The connection to what political scientists call the Ostrogorski paradox should be clear, and it is not coincidental. Ostrogorski’s observation was that a majority of voters can support a party while opposing a majority of that party’s positions, because majority preference is not transitive across issues. The spatial version of the same problem is this: you can have a national majority for reform — in the sense that most people live in jurisdictions where incarceration is falling — while simultaneously having a majority of the relevant decision-making jurisdictions moving in the opposite direction. The compound majority problem is not just about issue bundling. It is about the geometry of representation itself.

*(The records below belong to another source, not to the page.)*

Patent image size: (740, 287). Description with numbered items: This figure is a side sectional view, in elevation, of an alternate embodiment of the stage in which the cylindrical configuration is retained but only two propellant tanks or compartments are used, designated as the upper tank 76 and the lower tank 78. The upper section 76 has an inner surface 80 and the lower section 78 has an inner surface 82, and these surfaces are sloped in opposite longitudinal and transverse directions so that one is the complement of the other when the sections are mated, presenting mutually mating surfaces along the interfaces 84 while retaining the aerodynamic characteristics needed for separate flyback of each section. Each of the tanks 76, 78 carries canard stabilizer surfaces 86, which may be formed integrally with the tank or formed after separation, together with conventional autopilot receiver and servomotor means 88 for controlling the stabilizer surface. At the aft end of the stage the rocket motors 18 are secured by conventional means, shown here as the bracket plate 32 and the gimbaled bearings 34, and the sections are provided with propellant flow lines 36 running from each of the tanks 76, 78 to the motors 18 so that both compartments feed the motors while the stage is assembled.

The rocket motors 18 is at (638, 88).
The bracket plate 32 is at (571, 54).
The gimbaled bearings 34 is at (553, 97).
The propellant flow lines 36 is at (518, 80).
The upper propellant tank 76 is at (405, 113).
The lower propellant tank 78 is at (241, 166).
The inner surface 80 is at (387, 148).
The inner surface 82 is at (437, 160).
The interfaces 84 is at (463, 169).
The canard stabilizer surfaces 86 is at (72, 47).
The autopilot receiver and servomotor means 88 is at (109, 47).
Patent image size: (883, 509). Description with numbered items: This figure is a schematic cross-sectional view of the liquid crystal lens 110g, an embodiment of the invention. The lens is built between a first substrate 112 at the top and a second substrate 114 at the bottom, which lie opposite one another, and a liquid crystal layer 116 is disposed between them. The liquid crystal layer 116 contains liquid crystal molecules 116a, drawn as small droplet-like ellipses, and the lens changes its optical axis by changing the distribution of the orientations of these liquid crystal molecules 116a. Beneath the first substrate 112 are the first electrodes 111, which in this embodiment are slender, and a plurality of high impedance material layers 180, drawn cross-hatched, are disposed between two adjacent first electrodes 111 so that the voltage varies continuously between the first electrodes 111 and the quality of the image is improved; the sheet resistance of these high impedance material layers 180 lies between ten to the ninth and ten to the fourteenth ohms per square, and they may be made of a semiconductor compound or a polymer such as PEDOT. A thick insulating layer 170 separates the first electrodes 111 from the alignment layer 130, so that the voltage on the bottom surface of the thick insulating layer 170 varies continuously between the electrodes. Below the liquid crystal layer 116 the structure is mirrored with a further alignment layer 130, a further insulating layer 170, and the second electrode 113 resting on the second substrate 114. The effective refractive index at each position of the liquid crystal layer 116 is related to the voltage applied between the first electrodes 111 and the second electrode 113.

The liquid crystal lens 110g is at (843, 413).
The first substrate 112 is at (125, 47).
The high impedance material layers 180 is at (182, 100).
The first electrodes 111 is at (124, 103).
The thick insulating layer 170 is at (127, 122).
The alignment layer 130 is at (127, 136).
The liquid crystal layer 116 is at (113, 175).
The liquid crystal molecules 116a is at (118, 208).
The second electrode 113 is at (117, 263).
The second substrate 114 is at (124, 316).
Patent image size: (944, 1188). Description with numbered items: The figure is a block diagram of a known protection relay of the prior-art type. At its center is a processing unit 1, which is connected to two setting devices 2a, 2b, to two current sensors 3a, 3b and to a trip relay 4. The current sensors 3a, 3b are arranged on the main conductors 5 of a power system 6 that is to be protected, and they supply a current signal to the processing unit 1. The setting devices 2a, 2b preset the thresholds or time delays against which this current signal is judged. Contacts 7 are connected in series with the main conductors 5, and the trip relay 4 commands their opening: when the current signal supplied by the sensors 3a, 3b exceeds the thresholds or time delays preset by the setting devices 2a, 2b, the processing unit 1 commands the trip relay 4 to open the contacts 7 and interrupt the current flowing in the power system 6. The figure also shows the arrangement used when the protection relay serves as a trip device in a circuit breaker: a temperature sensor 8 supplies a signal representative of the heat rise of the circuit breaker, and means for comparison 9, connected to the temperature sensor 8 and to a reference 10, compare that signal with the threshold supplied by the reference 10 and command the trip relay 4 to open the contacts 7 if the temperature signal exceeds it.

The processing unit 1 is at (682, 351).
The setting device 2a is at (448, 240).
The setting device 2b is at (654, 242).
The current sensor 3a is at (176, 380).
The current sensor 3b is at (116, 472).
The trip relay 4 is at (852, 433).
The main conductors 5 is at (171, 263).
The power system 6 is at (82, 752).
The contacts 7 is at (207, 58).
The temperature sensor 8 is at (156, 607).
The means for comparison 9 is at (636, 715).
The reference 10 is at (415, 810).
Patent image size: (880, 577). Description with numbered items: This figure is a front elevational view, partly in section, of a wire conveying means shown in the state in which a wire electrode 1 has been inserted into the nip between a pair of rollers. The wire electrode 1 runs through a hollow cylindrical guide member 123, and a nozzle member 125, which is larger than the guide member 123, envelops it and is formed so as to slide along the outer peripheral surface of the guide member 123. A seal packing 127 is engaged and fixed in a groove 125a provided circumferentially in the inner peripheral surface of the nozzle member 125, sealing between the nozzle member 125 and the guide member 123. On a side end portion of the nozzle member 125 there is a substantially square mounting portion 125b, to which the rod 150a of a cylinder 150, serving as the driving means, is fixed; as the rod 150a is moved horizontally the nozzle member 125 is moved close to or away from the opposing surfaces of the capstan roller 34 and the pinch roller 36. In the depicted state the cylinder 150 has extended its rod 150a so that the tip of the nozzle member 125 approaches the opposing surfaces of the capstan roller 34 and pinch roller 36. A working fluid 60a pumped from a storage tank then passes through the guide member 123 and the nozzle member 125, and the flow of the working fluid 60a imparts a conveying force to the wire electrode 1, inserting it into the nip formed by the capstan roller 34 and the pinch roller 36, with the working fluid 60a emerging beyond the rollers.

None of this is comfortable for either side of the standard reform debate. The national decarceration trend is real, and the people and organizations who produced it deserve credit. But a reform movement whose gains are concentrated in large urban counties, while rural and small-city jails keep growing largely unnoticed, has not solved the problem it set out to solve — it has solved the part of the problem that was easiest to measure in the way the measurement was already set up to reward. That is a different thing. Distinguishing between the two requires disaggregating the data, sitting with the messiness my colleague’s talk made vivid, and asking what level of aggregation the question actually demands. All politics is local. So is all accountability. The aggregate, as a rule, is neither.

With that, I leave you with this.2


1 This is not the first time this blog has encountered Simpson’s paradox lurking inside an apparently straightforward policy debate. Readers with long memories may recall a 2012 post on how the paradox was embedded in the measurement of Adequate Yearly Progress under No Child Left Behind. The structure is identical; the stakes are higher.

2 Gil Scott-Heron, “The Revolution Will Not Be Televised.” The national aggregate, like television, will not be where the real story is happening.